3.3 performNormalization

Although we glossed over the normalization that can be used in escape.matrix() and runEscape(), it is worth mentioning here as normalization can affect all downstream analyses.

There can be inherent bias in enrichment values due to drop out in single-cell expression data. Cells with larger numbers of features and counts will likely have higher enrichment values. performNormalization() will normalize the enrichment values by calculating the number of genes expressed in each gene set and cell. This is similar to the normalization in classic GSEA and it will be stored in a new assay.
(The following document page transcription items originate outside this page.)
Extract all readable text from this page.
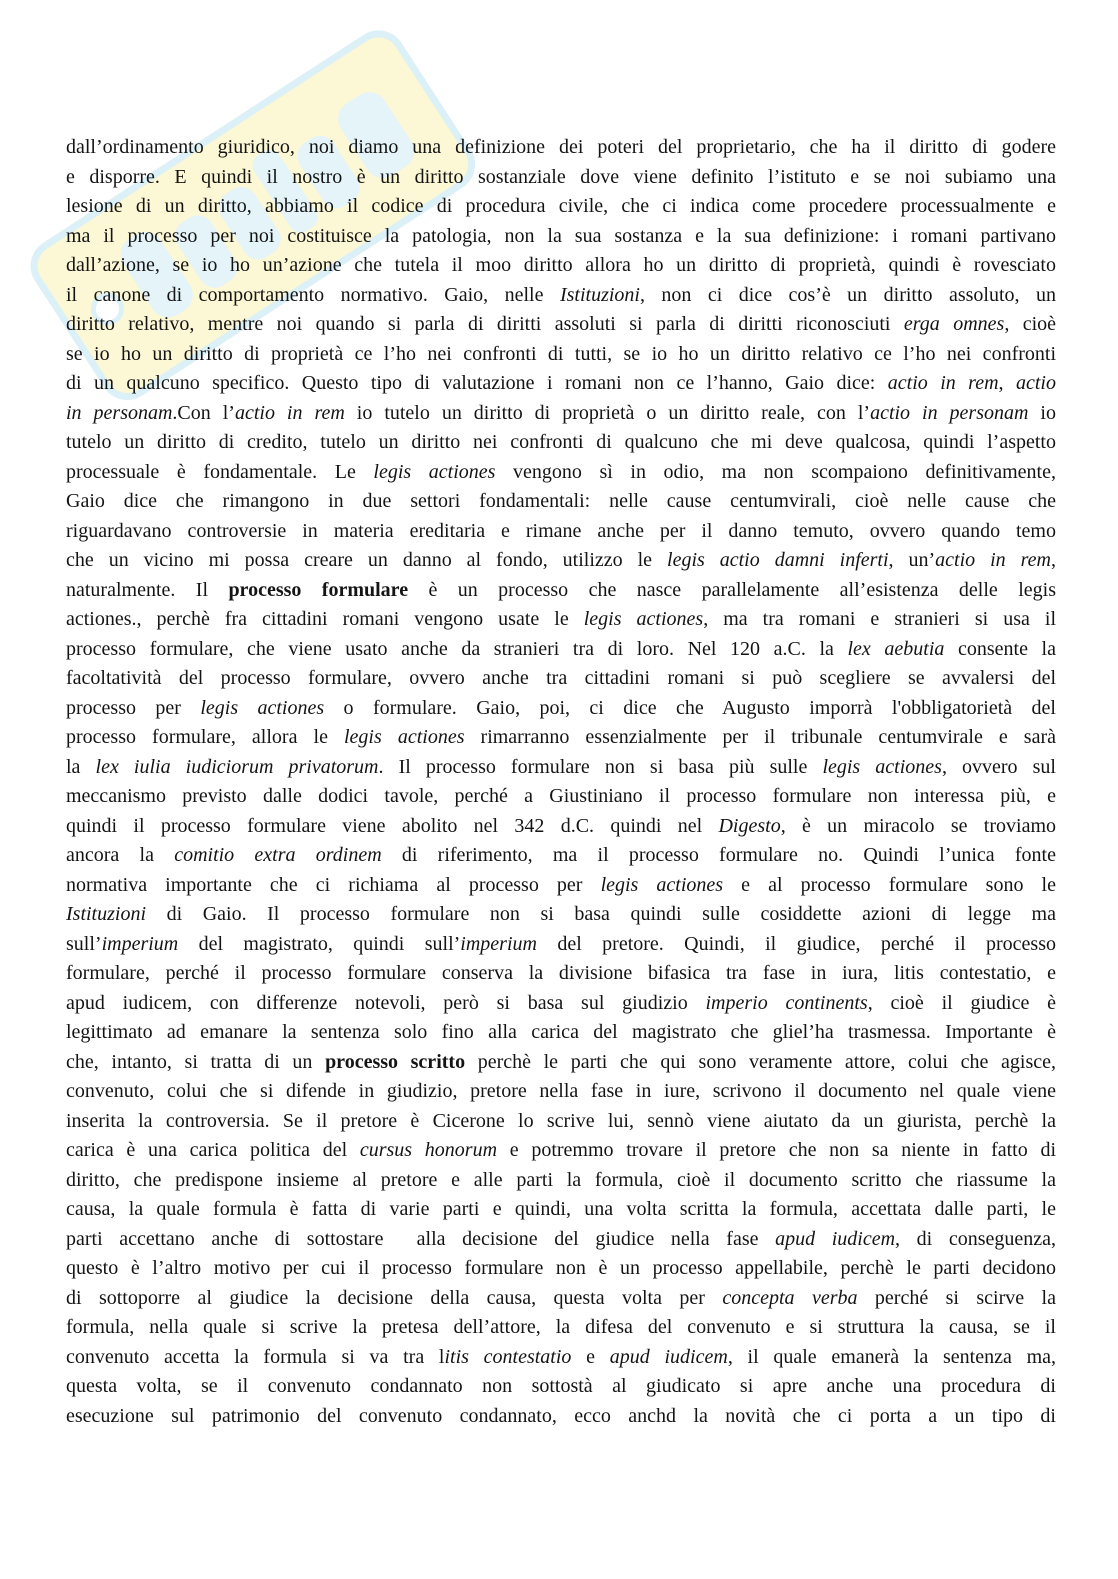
dall’ordinamento giuridico, noi diamo una definizione dei poteri del proprietario, che ha il diritto di godere
e disporre. E quindi il nostro è un diritto sostanziale dove viene definito l’istituto e se noi subiamo una
lesione di un diritto, abbiamo il codice di procedura civile, che ci indica come procedere processualmente e
ma il processo per noi costituisce la patologia, non la sua sostanza e la sua definizione: i romani partivano
dall’azione, se io ho un’azione che tutela il moo diritto allora ho un diritto di proprietà, quindi è rovesciato
il canone di comportamento normativo. Gaio, nelle Istituzioni, non ci dice cos’è un diritto assoluto, un
diritto relativo, mentre noi quando si parla di diritti assoluti si parla di diritti riconosciuti erga omnes, cioè
se io ho un diritto di proprietà ce l’ho nei confronti di tutti, se io ho un diritto relativo ce l’ho nei confronti
di un qualcuno specifico. Questo tipo di valutazione i romani non ce l’hanno, Gaio dice: actio in rem, actio
in personam.Con l’actio in rem io tutelo un diritto di proprietà o un diritto reale, con l’actio in personam io
tutelo un diritto di credito, tutelo un diritto nei confronti di qualcuno che mi deve qualcosa, quindi l’aspetto
processuale è fondamentale. Le legis actiones vengono sì in odio, ma non scompaiono definitivamente,
Gaio dice che rimangono in due settori fondamentali: nelle cause centumvirali, cioè nelle cause che
riguardavano controversie in materia ereditaria e rimane anche per il danno temuto, ovvero quando temo
che un vicino mi possa creare un danno al fondo, utilizzo le legis actio damni inferti, un’actio in rem,
naturalmente. Il processo formulare è un processo che nasce parallelamente all’esistenza delle legis
actiones., perchè fra cittadini romani vengono usate le legis actiones, ma tra romani e stranieri si usa il
processo formulare, che viene usato anche da stranieri tra di loro. Nel 120 a.C. la lex aebutia consente la
facoltatività del processo formulare, ovvero anche tra cittadini romani si può scegliere se avvalersi del
processo per legis actiones o formulare. Gaio, poi, ci dice che Augusto imporrà l'obbligatorietà del
processo formulare, allora le legis actiones rimarranno essenzialmente per il tribunale centumvirale e sarà
la lex iulia iudiciorum privatorum. Il processo formulare non si basa più sulle legis actiones, ovvero sul
meccanismo previsto dalle dodici tavole, perché a Giustiniano il processo formulare non interessa più, e
quindi il processo formulare viene abolito nel 342 d.C. quindi nel Digesto, è un miracolo se troviamo
ancora la comitio extra ordinem di riferimento, ma il processo formulare no. Quindi l’unica fonte
normativa importante che ci richiama al processo per legis actiones e al processo formulare sono le
Istituzioni di Gaio. Il processo formulare non si basa quindi sulle cosiddette azioni di legge ma
sull’imperium del magistrato, quindi sull’imperium del pretore. Quindi, il giudice, perché il processo
formulare, perché il processo formulare conserva la divisione bifasica tra fase in iura, litis contestatio, e
apud iudicem, con differenze notevoli, però si basa sul giudizio imperio continents, cioè il giudice è
legittimato ad emanare la sentenza solo fino alla carica del magistrato che gliel’ha trasmessa. Importante è
che, intanto, si tratta di un processo scritto perchè le parti che qui sono veramente attore, colui che agisce,
convenuto, colui che si difende in giudizio, pretore nella fase in iure, scrivono il documento nel quale viene
inserita la controversia. Se il pretore è Cicerone lo scrive lui, sennò viene aiutato da un giurista, perchè la
carica è una carica politica del cursus honorum e potremmo trovare il pretore che non sa niente in fatto di
diritto, che predispone insieme al pretore e alle parti la formula, cioè il documento scritto che riassume la
causa, la quale formula è fatta di varie parti e quindi, una volta scritta la formula, accettata dalle parti, le
parti accettano anche di sottostare  alla decisione del giudice nella fase apud iudicem, di conseguenza,
questo è l’altro motivo per cui il processo formulare non è un processo appellabile, perchè le parti decidono
di sottoporre al giudice la decisione della causa, questa volta per concepta verba perché si scirve la
formula, nella quale si scrive la pretesa dell’attore, la difesa del convenuto e si struttura la causa, se il
convenuto accetta la formula si va tra litis contestatio e apud iudicem, il quale emanerà la sentenza ma,
questa volta, se il convenuto condannato non sottostà al giudicato si apre anche una procedura di
esecuzione sul patrimonio del convenuto condannato, ecco anchd la novità che ci porta a un tipo di
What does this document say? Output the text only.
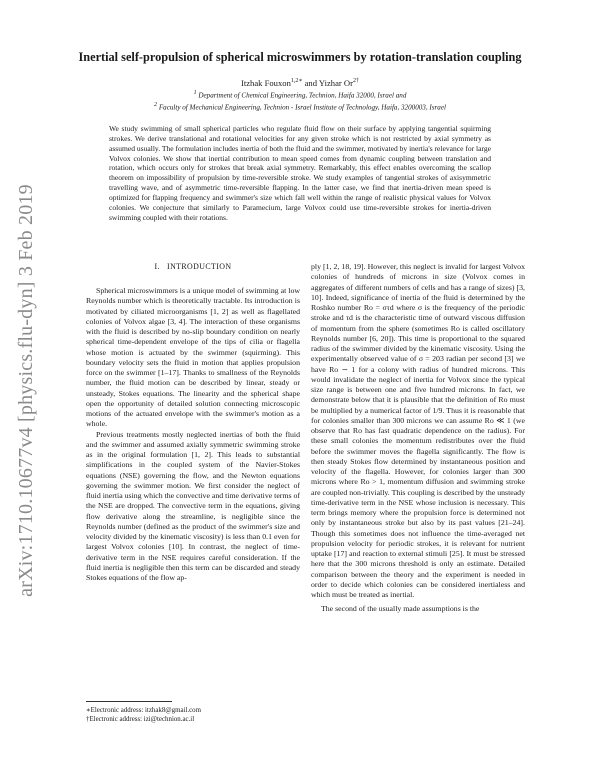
arXiv:1710.10677v4 [physics.flu-dyn] 3 Feb 2019
Inertial self-propulsion of spherical microswimmers by rotation-translation coupling
Itzhak Fouxon$^{1,2∗}$ and Yizhar $Or^{2\dagger}$
$^1$ Department of Chemical Engineering, Technion, Haifa 32000, Israel and
$^2$ Faculty of Mechanical Engineering, Technion - Israel Institute of Technology, Haifa, 3200003, Israel

We study swimming of small spherical particles who regulate fluid flow on their surface by applying tangential squirming strokes. We derive translational and rotational velocities for any given stroke which is not restricted by axial symmetry as assumed usually. The formulation includes inertia of both the fluid and the swimmer, motivated by inertia's relevance for large Volvox colonies. We show that inertial contribution to mean speed comes from dynamic coupling between translation and rotation, which occurs only for strokes that break axial symmetry. Remarkably, this effect enables overcoming the scallop theorem on impossibility of propulsion by time-reversible stroke. We study examples of tangential strokes of axisymmetric travelling wave, and of asymmetric time-reversible flapping. In the latter case, we find that inertia-driven mean speed is optimized for flapping frequency and swimmer's size which fall well within the range of realistic physical values for Volvox colonies. We conjecture that similarly to Paramecium, large Volvox could use time-reversible strokes for inertia-driven swimming coupled with their rotations.

I. INTRODUCTION

Spherical microswimmers is a unique model of swimming at low Reynolds number which is theoretically tractable. Its introduction is motivated by ciliated microorganisms [1, 2] as well as flagellated colonies of Volvox algae [3, 4]. The interaction of these organisms with the fluid is described by no-slip boundary condition on nearly spherical time-dependent envelope of the tips of cilia or flagella whose motion is actuated by the swimmer (squirming). This boundary velocity sets the fluid in motion that applies propulsion force on the swimmer [1–17]. Thanks to smallness of the Reynolds number, the fluid motion can be described by linear, steady or unsteady, Stokes equations. The linearity and the spherical shape open the opportunity of detailed solution connecting microscopic motions of the actuated envelope with the swimmer's motion as a whole.

Previous treatments mostly neglected inertias of both the fluid and the swimmer and assumed axially symmetric swimming stroke as in the original formulation [1, 2]. This leads to substantial simplifications in the coupled system of the Navier-Stokes equations (NSE) governing the flow, and the Newton equations governing the swimmer motion. We first consider the neglect of fluid inertia using which the convective and time derivative terms of the NSE are dropped. The convective term in the equations, giving flow derivative along the streamline, is negligible since the Reynolds number (defined as the product of the swimmer's size and velocity divided by the kinematic viscosity) is less than 0.1 even for largest Volvox colonies [10]. In contrast, the neglect of time-derivative term in the NSE requires careful consideration. If the fluid inertia is negligible then this term can be discarded and steady Stokes equations of the flow ap-

ply [1, 2, 18, 19]. However, this neglect is invalid for largest Volvox colonies of hundreds of microns in size (Volvox comes in aggregates of different numbers of cells and has a range of sizes) [3, 10]. Indeed, significance of inertia of the fluid is determined by the Roshko number Ro = στd where σ is the frequency of the periodic stroke and τd is the characteristic time of outward viscous diffusion of momentum from the sphere (sometimes Ro is called oscillatory Reynolds number [6, 20]). This time is proportional to the squared radius of the swimmer divided by the kinematic viscosity. Using the experimentally observed value of σ = 203 radian per second [3] we have Ro ∼ 1 for a colony with radius of hundred microns. This would invalidate the neglect of inertia for Volvox since the typical size range is between one and five hundred microns. In fact, we demonstrate below that it is plausible that the definition of Ro must be multiplied by a numerical factor of 1/9. Thus it is reasonable that for colonies smaller than 300 microns we can assume Ro ≪ 1 (we observe that Ro has fast quadratic dependence on the radius). For these small colonies the momentum redistributes over the fluid before the swimmer moves the flagella significantly. The flow is then steady Stokes flow determined by instantaneous position and velocity of the flagella. However, for colonies larger than 300 microns where Ro > 1, momentum diffusion and swimming stroke are coupled non-trivially. This coupling is described by the unsteady time-derivative term in the NSE whose inclusion is necessary. This term brings memory where the propulsion force is determined not only by instantaneous stroke but also by its past values [21–24]. Though this sometimes does not influence the time-averaged net propulsion velocity for periodic strokes, it is relevant for nutrient uptake [17] and reaction to external stimuli [25]. It must be stressed here that the 300 microns threshold is only an estimate. Detailed comparison between the theory and the experiment is needed in order to decide which colonies can be considered inertialess and which must be treated as inertial.

The second of the usually made assumptions is the

∗Electronic address: itzhak8@gmail.com

†Electronic address: izi@technion.ac.il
pbmc_small <- performNormalization(pbmc_small, 
                                   assay = "escape.ssGSEA", 
                                   gene.sets = GS.hallmark)
## [1] "Calculating features per cell..."
## [1] "Normalizing enrichment scores per cell..."

An alternative for scaling by expressed gene sets would be to use a scaling factor previously calculated during normal single-cell data processing and quality control. This can be done using the scale.factor argument and providing a vector.

pbmc_small <- performNormalization(pbmc_small, 
                                   assay = "escape.ssGSEA", 
                                   gene.sets = GS.hallmark, 
                                   scale.factor = pbmc_small$nFeature_RNA)
## [1] "Normalizing enrichment scores per cell..."

performNormalization() has an additional parameter make.positive. Across the individual gene sets, if negative normalized enrichment scores are seen, the minimum value is added to all values. For example if the normalized enrichment scores (after the above accounting for drop out) ranges from -50 to 50, make.positive will adjust the range to 0 to 100 (by adding 50). This allows for compatible log2-fold change downstream, but can alter the enrichment score interpretation.


4 Visualizations

There are a number of ways to look at the enrichment values downstream of runEscape() with the myriad plotting and visualizations functions/packages for single-cell data. escape include several additional plotting functions to assist in the analysis.

4.1 heatmapEnrichment

We can examine the enrichment values across our gene sets by using heatmapEnrichment(). This visualization will return the mean of the group.by variable. As a default - all visualizations of single-cell objects will use the cluster assignment or active identity as a default for visualizations.

heatmapEnrichment(pbmc_small, 
                  group.by = "ident",
                  gene.set.use = "all",
                  assay = "escape.ssGSEA")